Career Highlights: The Old Man and the Sea, Blue Collar, Hero at Large
First Major Screen Credit: The Tanks Are Coming (1951)
Biography
Though born in the Midwest, character actor Harry Bellaver spent the better part of his screen career playing New York- or Brooklyn-bred cops, cabbies, doormen and petty thieves. His four-decade career began with MGM's Another Thin Man (1939), and ended when he retired after 1980's Hero at Large. An inescapable guest-star presence on 1950s and 1960s television, Harry Bellaver also played Sergeant Frank Arcaro on the weekly New York-filmed cop series The Naked City (1959-63). ~ Hal Erickson, All Movie Guide
Harry Bellaver (February 12, 1905 – August 8, 1993) was an American stage, film and television actor who appeared in many roles from the 1930s through the 1980s.

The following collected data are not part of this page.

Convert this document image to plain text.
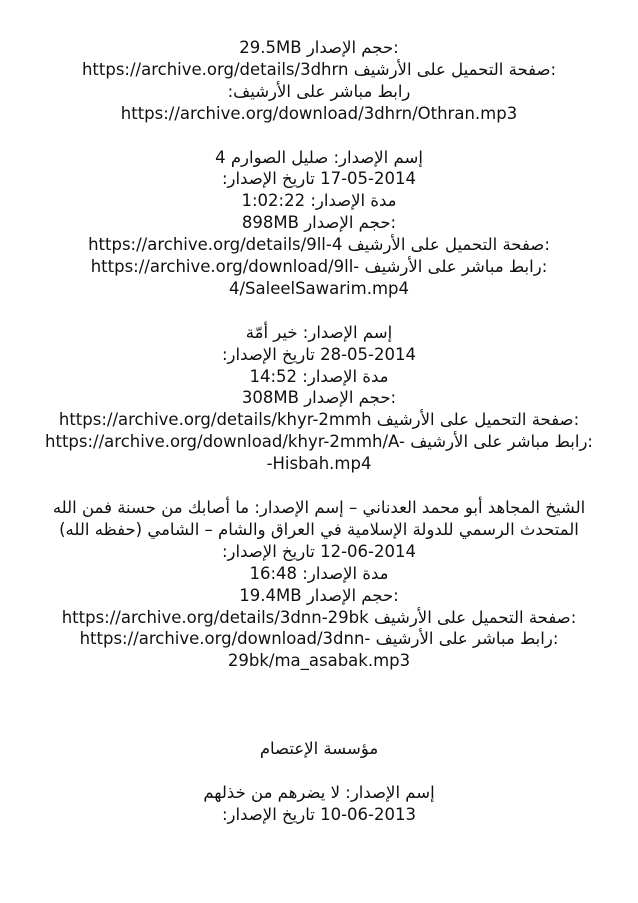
29.5MB حجم الإصدار:
https://archive.org/details/3dhrn صفحة التحميل على الأرشيف:
رابط مباشر على الأرشيف:
https://archive.org/download/3dhrn/Othran.mp3
إسم الإصدار: صليل الصوارم 4
17-05-2014 تاريخ الإصدار:
مدة الإصدار: 1:02:22
898MB حجم الإصدار:
https://archive.org/details/9ll-4 صفحة التحميل على الأرشيف:
https://archive.org/download/9ll- رابط مباشر على الأرشيف:
4/SaleelSawarim.mp4
إسم الإصدار: خير أمّة
28-05-2014 تاريخ الإصدار:
مدة الإصدار: 14:52
308MB حجم الإصدار:
https://archive.org/details/khyr-2mmh صفحة التحميل على الأرشيف:
https://archive.org/download/khyr-2mmh/A- رابط مباشر على الأرشيف:
-Hisbah.mp4
الشيخ المجاهد أبو محمد العدناني – إسم الإصدار: ما أصابك من حسنة فمن الله
المتحدث الرسمي للدولة الإسلامية في العراق والشام – الشامي (حفظه الله)
12-06-2014 تاريخ الإصدار:
مدة الإصدار: 16:48
19.4MB حجم الإصدار:
https://archive.org/details/3dnn-29bk صفحة التحميل على الأرشيف:
https://archive.org/download/3dnn- رابط مباشر على الأرشيف:
29bk/ma_asabak.mp3
مؤسسة الإعتصام
إسم الإصدار: لا يضرهم من خذلهم
10-06-2013 تاريخ الإصدار:
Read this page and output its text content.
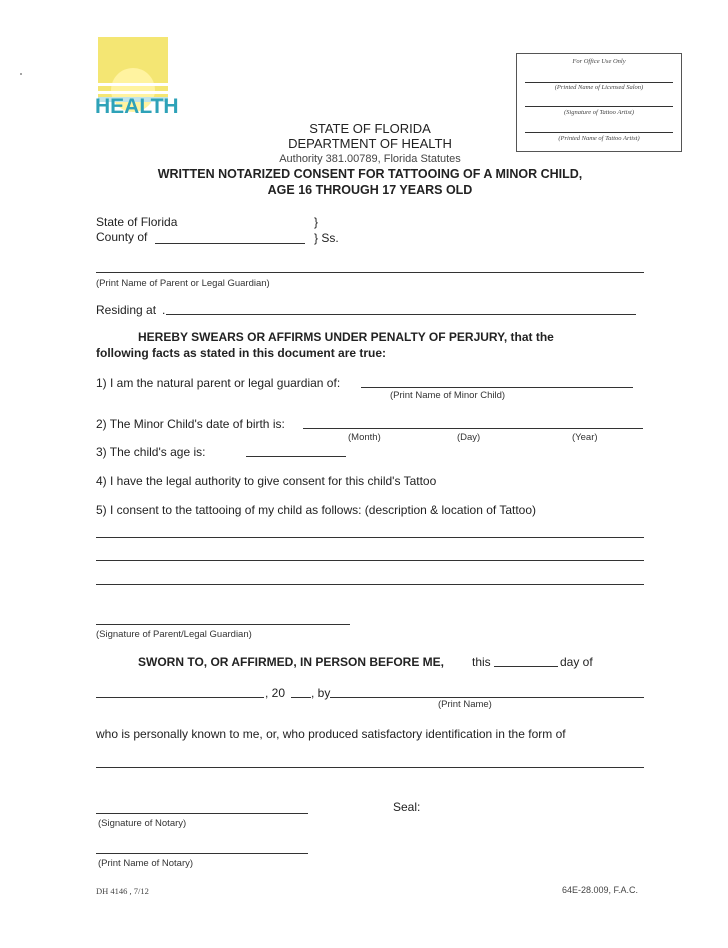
HEALTH
For Office Use Only
(Printed Name of Licensed Salon)
(Signature of Tattoo Artist)
(Printed Name of Tattoo Artist)
STATE OF FLORIDA
DEPARTMENT OF HEALTH
Authority 381.00789, Florida Statutes
WRITTEN NOTARIZED CONSENT FOR TATTOOING OF A MINOR CHILD,
AGE 16 THROUGH 17 YEARS OLD
State of Florida	}
County of	} Ss.
(Print Name of Parent or Legal Guardian)
Residing at .
HEREBY SWEARS OR AFFIRMS UNDER PENALTY OF PERJURY, that the
following facts as stated in this document are true:
1) I am the natural parent or legal guardian of:
(Print Name of Minor Child)
2) The Minor Child's date of birth is:
(Month)	(Day)	(Year)
3) The child's age is:
4) I have the legal authority to give consent for this child's Tattoo
5) I consent to the tattooing of my child as follows: (description & location of Tattoo)
(Signature of Parent/Legal Guardian)
SWORN TO, OR AFFIRMED, IN PERSON BEFORE ME, this	day of
, 20 , by
(Print Name)
who is personally known to me, or, who produced satisfactory identification in the form of
Seal:
(Signature of Notary)
(Print Name of Notary)
DH 4146 , 7/12	64E-28.009, F.A.C.
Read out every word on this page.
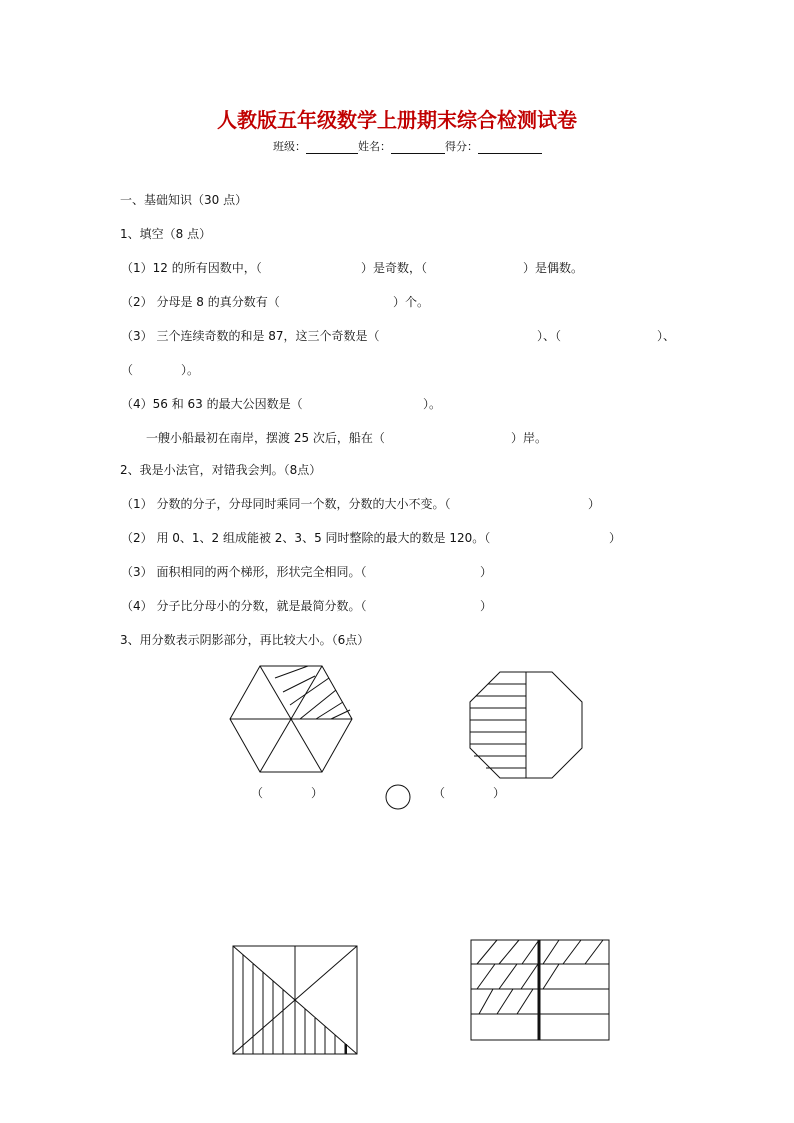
人教版五年级数学上册期末综合检测试卷
班级：	姓名：	得分：
一、基础知识（30 点）
1、填空（8 点）
（1）12 的所有因数中，（	）是奇数，（	）是偶数。
（2） 分母是 8 的真分数有（	）个。
（3） 三个连续奇数的和是 87，这三个奇数是（	）、（	）、
（	）。
（4）56 和 63 的最大公因数是（	）。
一艘小船最初在南岸，摆渡 25 次后，船在（	）岸。
2、我是小法官，对错我会判。（8点）
（1） 分数的分子，分母同时乘同一个数，分数的大小不变。（	）
（2） 用 0、1、2 组成能被 2、3、5 同时整除的最大的数是 120。（	）
（3） 面积相同的两个梯形，形状完全相同。（	）
（4） 分子比分母小的分数，就是最简分数。（	）
3、用分数表示阴影部分，再比较大小。（6点）
（	）	（	）
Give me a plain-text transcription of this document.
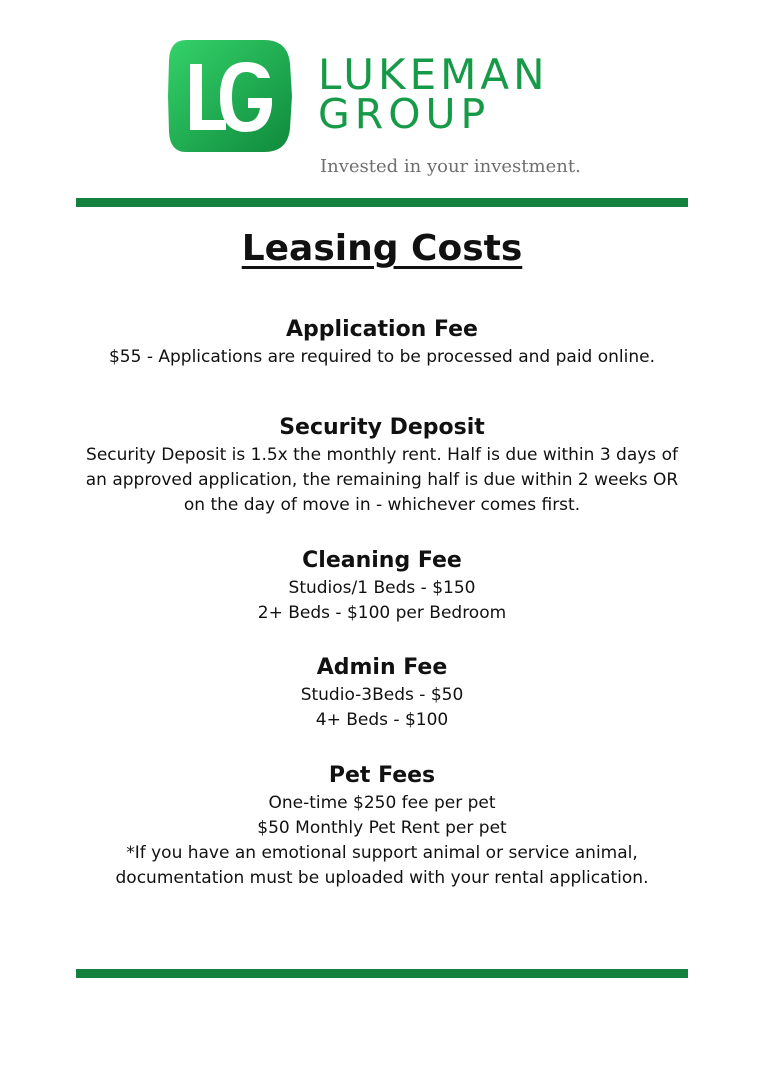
LUKEMAN
GROUP
Invested in your investment.
Leasing Costs
Application Fee
$55 - Applications are required to be processed and paid online.
Security Deposit
Security Deposit is 1.5x the monthly rent. Half is due within 3 days of
an approved application, the remaining half is due within 2 weeks OR
on the day of move in - whichever comes first.
Cleaning Fee
Studios/1 Beds - $150
2+ Beds - $100 per Bedroom
Admin Fee
Studio-3Beds - $50
4+ Beds - $100
Pet Fees
One-time $250 fee per pet
$50 Monthly Pet Rent per pet
*If you have an emotional support animal or service animal,
documentation must be uploaded with your rental application.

Bellaver was born in Hillsboro, Illinois, the son of Italian immigrants working in the Hillsboro coal mines. He appeared in numerous Broadway plays over the years, with his Broadway debut in the 1931 Group Theatre production of the play 1931. He also appeared in the Elmer Rice play We, The People in 1933, and in the Broadway debut hat year of The Threepenny Opera.
Bellaver's greatest Broadway success was in 1946, when he appeared in the original production of Annie Get Your Gun, as Chief Sitting Bull. He appeared in the same roll in the 1966 revival.

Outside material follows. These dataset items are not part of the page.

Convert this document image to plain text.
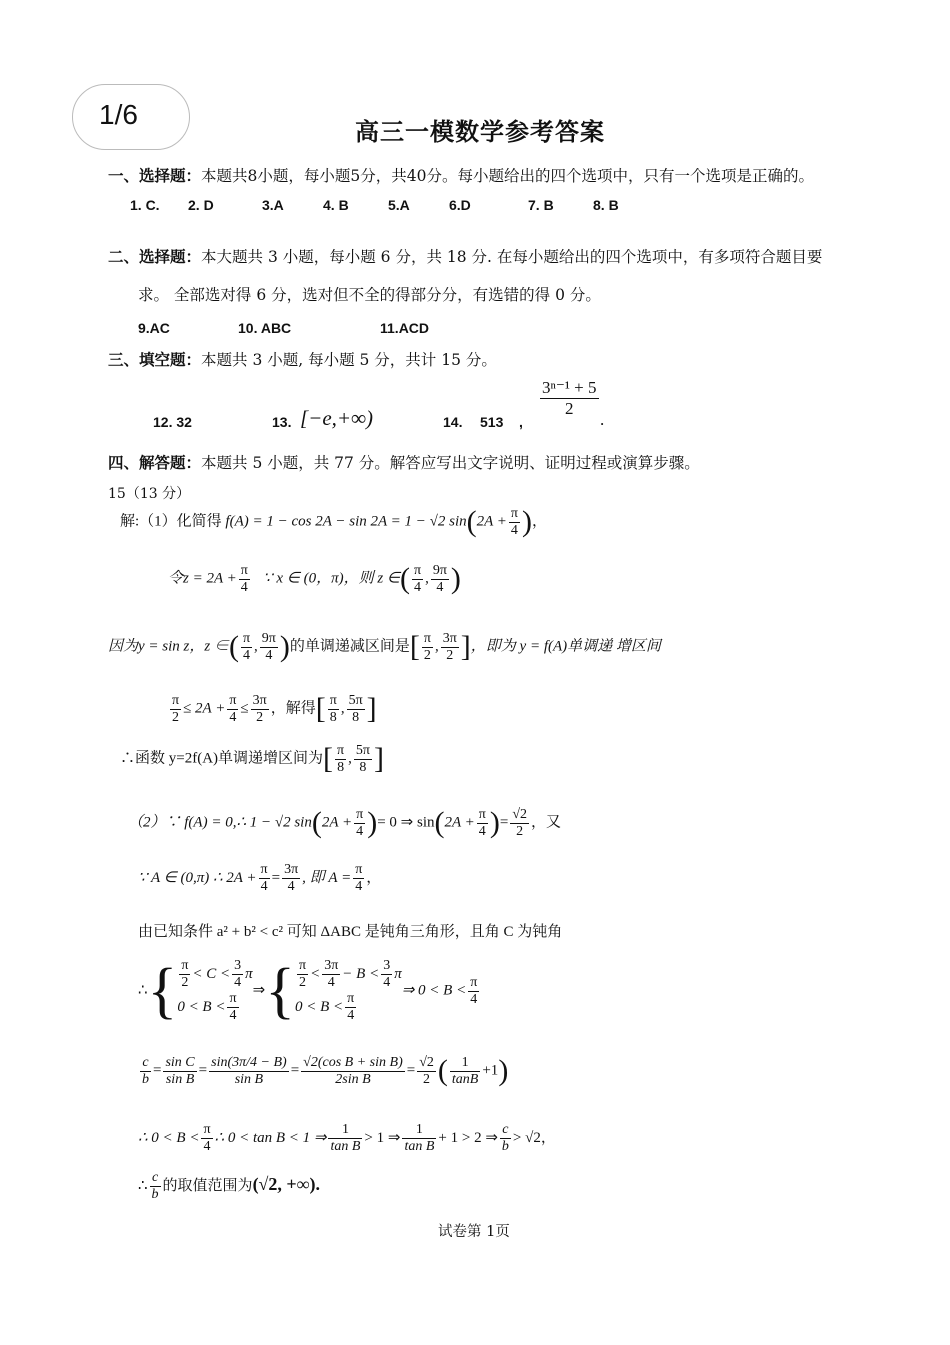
1/6
高三一模数学参考答案
一、选择题：本题共8小题，每小题5分，共40分。每小题给出的四个选项中，只有一个选项是正确的。
1. C. 2. D	3.A	4. B	5.A	6.D	7. B	8. B
二、选择题：本大题共 3 小题，每小题 6 分，共 18 分. 在每小题给出的四个选项中，有多项符合题目要
求。 全部选对得 6 分，选对但不全的得部分分，有选错的得 0 分。
9.AC	10. ABC	11.ACD
三、填空题：本题共 3 小题, 每小题 5 分，共计 15 分。
12. 32	13. [−e,+∞)	14. 513 ,
$\frac{\text{3ⁿ⁻¹ + 5}}{2}$
.
四、解答题：本题共 5 小题，共 77 分。解答应写出文字说明、证明过程或演算步骤。
15（13 分）
解:（1）化简得 f(A) = 1 − cos 2A − sin 2A = 1 − √2 $\sin(2A + \frac{\pi}{4}$ )，
令$z = 2A + \frac{\pi}{4}$ ∵ x ∈ (0，π)，则 z ∈( $\frac{\pi}{4}$ , $\frac{9\pi}{4}$ )
因为y = sin z，z ∈( $\frac{\pi}{4}$ , $\frac{9\pi}{4}$ )的单调递减区间是[ $\frac{\pi}{2}$ , $\frac{3\pi}{2}$ ]，即为 y = f(A)单调递 增区间
$\frac{\pi}{2} \le 2A + \frac{\pi}{4} \le \frac{3\pi}{2}$ ，解得[ $\frac{\pi}{8}$ , $\frac{5\pi}{8}$ ]
∴函数 y=2f(A)单调递增区间为[ $\frac{\pi}{8}$ , $\frac{5\pi}{8}$ ]
（2）∵ f(A) = 0,∴ 1 − √2 $\sin(2A + \frac{\pi}{4}$ )= 0 ⇒ $\sin(2A + \frac{\pi}{4}$ )= $\frac{√2}{2}$ ，又
∵ A ∈ (0,π) ∴ $2A + \frac{\pi}{4} = \frac{3\pi}{4}$ , 即 $A = \frac{\pi}{4}$ ，
由已知条件 a² + b² < c² 可知 ΔABC 是钝角三角形，且角 C 为钝角
∴{ $\frac{\pi}{2} < C < \frac{3}{4}$ π
$0 < B < \frac{\pi}{4}$
⇒{ $\frac{\pi}{2} < \frac{3\pi}{4} - B < \frac{3}{4}$ π
$0 < B < \frac{\pi}{4}$
⇒ $0 < B < \frac{\pi}{4}$
$\frac{c}{b} = \frac{\text{sin C}}{\text{sin B}} = \frac{\sin(3\pi/4 - B)}{\text{sin B}} = \frac{\text{√2(cos B + sin B)}}{\text{2sin B}} = \frac{√2}{2}$ ( $\frac{1}{\tan B} +1$)
∴ $0 < B < \frac{\pi}{4}$ ∴ 0 < tan B < 1 ⇒ $\frac{1}{\text{tan B}} > 1$ ⇒ $\frac{1}{\text{tan B}} + 1 > 2$ ⇒ $\frac{c}{b} > √2$，
∴ $\frac{c}{b}$ 的取值范围为(√2, +∞).
试卷第 1页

Bellaver was also a prolific film character actor, mainly in "working class" roles, from 1939 through the 1960s. He appeared in the film adaptation of From Here to Eternity and in several notable film noirs. He appeared in The House on 92nd Street as a taxi driver spying for the Nazis, and again played a cab driver, this time victimized by a gangster, in Side Street.

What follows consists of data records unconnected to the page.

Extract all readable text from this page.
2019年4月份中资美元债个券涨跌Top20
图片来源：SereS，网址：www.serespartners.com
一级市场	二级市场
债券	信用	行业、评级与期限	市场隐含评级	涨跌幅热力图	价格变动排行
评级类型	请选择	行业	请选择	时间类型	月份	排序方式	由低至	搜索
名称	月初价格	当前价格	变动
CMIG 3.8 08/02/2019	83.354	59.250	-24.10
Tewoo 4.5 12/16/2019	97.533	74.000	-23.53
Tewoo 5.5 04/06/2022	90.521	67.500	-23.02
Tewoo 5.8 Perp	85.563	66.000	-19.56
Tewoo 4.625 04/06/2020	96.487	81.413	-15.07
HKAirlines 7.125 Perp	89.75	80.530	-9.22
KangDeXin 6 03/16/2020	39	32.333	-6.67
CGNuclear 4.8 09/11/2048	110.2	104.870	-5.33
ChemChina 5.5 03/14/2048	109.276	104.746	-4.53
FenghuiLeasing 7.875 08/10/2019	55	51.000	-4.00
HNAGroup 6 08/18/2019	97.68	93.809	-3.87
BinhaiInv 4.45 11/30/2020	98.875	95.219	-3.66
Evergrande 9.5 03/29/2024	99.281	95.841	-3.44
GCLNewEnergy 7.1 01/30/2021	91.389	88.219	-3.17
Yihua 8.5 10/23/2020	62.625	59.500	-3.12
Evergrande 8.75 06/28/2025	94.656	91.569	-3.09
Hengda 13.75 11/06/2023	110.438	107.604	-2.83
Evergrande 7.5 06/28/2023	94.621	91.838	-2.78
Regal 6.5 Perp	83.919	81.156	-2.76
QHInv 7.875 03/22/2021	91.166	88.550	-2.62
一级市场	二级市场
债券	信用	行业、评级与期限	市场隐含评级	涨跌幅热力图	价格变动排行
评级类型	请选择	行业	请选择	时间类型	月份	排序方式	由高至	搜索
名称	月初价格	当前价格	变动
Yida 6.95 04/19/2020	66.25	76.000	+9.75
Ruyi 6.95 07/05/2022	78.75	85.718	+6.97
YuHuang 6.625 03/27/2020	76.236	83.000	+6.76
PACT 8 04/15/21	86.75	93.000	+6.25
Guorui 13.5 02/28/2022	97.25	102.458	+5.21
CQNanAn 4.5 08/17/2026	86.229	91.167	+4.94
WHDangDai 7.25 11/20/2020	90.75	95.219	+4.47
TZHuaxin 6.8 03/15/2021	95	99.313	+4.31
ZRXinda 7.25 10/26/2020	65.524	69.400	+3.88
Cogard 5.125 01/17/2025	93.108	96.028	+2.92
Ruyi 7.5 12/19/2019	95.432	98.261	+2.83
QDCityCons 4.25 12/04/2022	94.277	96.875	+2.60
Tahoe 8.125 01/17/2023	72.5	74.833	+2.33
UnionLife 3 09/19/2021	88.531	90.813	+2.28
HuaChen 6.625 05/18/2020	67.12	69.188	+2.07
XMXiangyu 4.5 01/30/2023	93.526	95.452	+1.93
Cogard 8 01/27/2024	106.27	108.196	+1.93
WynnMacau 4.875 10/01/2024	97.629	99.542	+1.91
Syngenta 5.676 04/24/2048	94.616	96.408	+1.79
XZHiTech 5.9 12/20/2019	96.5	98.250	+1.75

Bellaver is probably best known for his featured role as Sgt. Frank Arcaro in the television series Naked City. He played an older, mellow detective who was a counterpoint to the dedicated young detective played by Paul Burke. Bellaver continued to play small film and television roles through the 1980s, with his last film role in 1985 as an old miner in the movie The Stuff.